If video games of action cause gray matter decreases in the hippocampus [young adults], care must be exercised when encouraging […] children, young adults, and other adults to play for them. strengthen their cognitive skills such as short-term visual memory and visual attention.

Véronique Bohbot, Professor of Psychiatry at McGill University

The researchers explain that it is not recommended for people with certain diseases (mentioned above) to follow treatments focused on the practice of action video games.

Different games, different effects

The researchers asked participants to play first-person video games such as Call of Duty and Killzone as well as 3D games like Super Mario for 90 hours.

Their results show that each of these two types of games has a different effect on the brain.

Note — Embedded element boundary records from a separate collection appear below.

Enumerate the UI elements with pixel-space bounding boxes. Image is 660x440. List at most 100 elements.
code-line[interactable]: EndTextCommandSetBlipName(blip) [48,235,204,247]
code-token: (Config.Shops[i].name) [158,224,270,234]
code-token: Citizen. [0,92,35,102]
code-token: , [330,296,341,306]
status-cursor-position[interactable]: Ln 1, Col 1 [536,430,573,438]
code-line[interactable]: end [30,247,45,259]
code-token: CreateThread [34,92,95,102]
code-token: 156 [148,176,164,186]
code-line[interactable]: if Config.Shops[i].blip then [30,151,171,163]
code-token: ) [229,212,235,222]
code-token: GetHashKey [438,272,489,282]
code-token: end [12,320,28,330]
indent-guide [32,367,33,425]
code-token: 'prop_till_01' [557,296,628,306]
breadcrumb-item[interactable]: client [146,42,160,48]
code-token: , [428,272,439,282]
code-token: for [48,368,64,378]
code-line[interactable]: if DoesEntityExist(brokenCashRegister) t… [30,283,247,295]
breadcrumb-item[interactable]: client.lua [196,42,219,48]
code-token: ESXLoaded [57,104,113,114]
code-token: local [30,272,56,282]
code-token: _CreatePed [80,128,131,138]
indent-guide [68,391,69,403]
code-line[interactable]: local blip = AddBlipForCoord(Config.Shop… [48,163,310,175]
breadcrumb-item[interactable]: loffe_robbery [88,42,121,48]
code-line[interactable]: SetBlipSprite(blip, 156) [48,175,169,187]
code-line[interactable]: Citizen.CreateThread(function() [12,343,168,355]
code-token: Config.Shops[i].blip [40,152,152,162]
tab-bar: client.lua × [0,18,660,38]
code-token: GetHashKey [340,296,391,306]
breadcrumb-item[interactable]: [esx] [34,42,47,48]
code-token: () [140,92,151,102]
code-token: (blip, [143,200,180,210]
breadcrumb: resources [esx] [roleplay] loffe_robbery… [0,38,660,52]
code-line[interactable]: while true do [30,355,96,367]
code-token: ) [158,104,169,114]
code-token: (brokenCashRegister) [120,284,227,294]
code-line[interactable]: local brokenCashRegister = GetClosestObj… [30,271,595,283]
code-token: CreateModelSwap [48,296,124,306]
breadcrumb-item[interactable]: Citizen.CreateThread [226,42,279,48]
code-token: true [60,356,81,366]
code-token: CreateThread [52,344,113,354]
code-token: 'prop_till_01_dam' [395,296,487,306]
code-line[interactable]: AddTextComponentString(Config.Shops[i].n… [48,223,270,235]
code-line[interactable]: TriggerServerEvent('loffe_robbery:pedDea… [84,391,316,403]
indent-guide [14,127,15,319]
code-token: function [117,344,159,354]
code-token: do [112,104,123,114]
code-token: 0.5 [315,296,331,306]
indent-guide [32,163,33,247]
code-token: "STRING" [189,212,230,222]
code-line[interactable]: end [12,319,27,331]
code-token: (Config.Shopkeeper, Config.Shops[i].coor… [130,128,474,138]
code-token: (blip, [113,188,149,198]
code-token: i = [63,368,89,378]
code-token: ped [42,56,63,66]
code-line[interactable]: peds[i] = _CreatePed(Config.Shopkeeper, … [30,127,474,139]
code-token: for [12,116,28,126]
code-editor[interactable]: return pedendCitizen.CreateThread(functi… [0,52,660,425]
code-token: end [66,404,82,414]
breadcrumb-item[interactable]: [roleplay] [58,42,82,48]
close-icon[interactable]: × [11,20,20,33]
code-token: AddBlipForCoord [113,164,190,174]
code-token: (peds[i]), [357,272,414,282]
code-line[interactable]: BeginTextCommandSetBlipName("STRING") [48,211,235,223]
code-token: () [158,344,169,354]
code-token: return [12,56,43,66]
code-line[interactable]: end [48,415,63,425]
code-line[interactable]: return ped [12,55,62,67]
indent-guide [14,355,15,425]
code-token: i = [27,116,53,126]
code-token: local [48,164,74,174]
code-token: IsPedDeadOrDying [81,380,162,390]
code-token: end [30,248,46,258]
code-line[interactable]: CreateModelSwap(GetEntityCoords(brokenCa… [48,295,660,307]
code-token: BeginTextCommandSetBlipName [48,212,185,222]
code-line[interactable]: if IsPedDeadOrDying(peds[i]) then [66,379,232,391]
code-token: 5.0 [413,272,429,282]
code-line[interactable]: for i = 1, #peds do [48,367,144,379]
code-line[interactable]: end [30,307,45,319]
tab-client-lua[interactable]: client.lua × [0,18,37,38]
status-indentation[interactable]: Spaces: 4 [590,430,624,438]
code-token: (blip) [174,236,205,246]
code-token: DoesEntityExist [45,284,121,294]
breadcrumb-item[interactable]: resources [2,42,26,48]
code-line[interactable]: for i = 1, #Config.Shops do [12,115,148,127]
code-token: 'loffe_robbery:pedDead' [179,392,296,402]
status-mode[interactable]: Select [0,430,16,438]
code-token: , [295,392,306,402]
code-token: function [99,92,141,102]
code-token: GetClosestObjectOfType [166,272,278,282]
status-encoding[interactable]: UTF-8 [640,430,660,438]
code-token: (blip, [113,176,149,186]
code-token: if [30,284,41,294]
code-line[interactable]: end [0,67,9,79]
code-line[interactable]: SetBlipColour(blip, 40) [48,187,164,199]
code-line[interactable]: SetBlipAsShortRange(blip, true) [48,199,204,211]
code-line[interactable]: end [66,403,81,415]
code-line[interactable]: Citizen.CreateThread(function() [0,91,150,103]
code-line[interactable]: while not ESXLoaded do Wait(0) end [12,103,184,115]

Our studies reveal that players using the circuit of brain reward (the caudate nuclei) lost gray matter in the hippocampus after 90 hours spent playing action video games. […] In the players using their hippocampus to navigate, we found on the contrary an increase in the gray matter after the same number of hours of play.

Greg West, professor of psychology at the Université de Montréal

It has been shown that spatial learning is associated with increases in gray matter in the hippocampus during the course of the video game. “It is possible to entice players using a stimulus-response strategy to adopt spatial learning strategies to counter the negative effects on the hippocampal system,” says Greg West.

According to the authors of this work published in the journal Molecular Psychiatry, video game manufacturers could change the design of their products to promote spatial learning strategies, and thus promote the maintenance of gray matter in the hippocampus.